The vinyl glove rollercoaster ride continues.
After retreating from record high prices during the peak of the COVID-19 pandemic, vinyl glove prices could jump back up in the first quarter of 2022.
Prices could increase $5 to $10 per case of 1,000 gloves, perhaps even more. While this is nowhere near the increases seen in 2020, they are still significant nonetheless.
Recently, some importers have been making deals to move excess vinyl gloves they overbought, which would make any price increases look even more drastic.
Why is this happening?
Most of the world’s vinyl gloves are produced in China. Like so many other goods manufactured there, several factors are driving up costs, including increases in raw materials, higher labor costs, large increases in energy costs, and capacity cutbacks due to electricity restrictions.
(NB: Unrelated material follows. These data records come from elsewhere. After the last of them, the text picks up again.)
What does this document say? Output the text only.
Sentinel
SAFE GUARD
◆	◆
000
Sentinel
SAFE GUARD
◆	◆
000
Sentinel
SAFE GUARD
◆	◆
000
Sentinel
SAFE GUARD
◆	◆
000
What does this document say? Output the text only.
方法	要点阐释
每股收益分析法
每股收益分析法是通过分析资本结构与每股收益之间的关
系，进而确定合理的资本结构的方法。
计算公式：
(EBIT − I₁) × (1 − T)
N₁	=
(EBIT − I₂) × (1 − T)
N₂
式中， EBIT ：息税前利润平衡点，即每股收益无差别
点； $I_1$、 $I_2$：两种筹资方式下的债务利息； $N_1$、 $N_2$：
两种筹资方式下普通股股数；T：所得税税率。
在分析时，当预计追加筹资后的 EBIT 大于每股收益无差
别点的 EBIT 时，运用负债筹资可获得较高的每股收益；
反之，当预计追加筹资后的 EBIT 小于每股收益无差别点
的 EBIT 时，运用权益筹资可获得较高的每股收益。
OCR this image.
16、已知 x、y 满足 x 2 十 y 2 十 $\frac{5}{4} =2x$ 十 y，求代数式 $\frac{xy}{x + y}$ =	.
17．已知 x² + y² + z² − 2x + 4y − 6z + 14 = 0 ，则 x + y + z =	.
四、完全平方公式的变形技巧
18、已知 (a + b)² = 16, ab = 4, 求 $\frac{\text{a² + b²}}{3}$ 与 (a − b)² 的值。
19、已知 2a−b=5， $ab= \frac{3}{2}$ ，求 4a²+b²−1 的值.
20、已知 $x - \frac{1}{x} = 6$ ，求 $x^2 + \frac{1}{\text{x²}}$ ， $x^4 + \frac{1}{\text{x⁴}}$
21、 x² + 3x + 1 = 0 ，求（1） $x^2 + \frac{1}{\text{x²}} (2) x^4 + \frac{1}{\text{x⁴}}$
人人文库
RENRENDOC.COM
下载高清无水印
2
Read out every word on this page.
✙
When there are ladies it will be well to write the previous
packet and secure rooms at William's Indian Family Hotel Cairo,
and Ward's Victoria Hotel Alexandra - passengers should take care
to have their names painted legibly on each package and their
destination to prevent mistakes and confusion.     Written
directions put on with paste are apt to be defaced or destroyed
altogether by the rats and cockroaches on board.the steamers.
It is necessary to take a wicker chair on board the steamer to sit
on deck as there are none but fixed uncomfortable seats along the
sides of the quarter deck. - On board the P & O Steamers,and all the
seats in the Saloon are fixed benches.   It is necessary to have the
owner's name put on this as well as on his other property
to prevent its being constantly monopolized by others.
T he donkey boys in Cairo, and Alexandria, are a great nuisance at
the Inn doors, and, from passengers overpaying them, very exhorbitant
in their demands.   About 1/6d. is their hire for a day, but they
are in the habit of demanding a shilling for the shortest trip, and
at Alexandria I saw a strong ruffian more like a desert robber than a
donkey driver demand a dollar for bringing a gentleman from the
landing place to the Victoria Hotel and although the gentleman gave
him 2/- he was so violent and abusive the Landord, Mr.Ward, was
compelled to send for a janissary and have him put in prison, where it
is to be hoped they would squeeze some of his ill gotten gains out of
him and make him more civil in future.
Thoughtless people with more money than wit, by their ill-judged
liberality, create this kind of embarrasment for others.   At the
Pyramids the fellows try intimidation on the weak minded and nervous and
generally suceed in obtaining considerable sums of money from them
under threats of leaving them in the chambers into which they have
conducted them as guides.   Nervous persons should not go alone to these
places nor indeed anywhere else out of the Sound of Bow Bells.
This is on top of the exorbitant costs of shipping goods from Asia to the United States, which is adding several dollars in incremental costs to a case of gloves.
On the flip side, if container shipping rates drop significantly, vinyl glove price increases could be less severe.
What can you do about vinyl glove price volatility?
By planning ahead there may be some things you can do to offset higher vinyl glove costs. Here are a couple of moves you can consider:
- If you can find a deal on excess vinyl gloves, this may be the time to buy in. However, we hear that such deals are getting harder to come by. Importers could also end up limiting customer order quantities if buy-ins increase ahead of price increases.
- Another option is to look at alternative products such as hybrid polyethylene gloves, such as Elara’s Digifit brand. While prices for hybrid glove could also increase for the same reasons mentioned above, hybrid glove prices should still remain lower than vinyl gloves.
For former nitrile users, this may be the time to switch back.
For end users that switched from nitrile gloves to vinyl during the pandemic, this may an opportunity to move back to nitrile gloves.
Nitrile glove prices are declining. If vinyl gets more expensive, the price gap between nitrile and vinyl will narrow. Given that nitrile can outlast vinyl 3 times over, nitrile becomes a cost effective option, with better performance characteristics to boot.
As we’ve experienced for nearly two years, the disposable market is very fluid and things can change on a dime. We will continue to keep you updated as conditions warrant.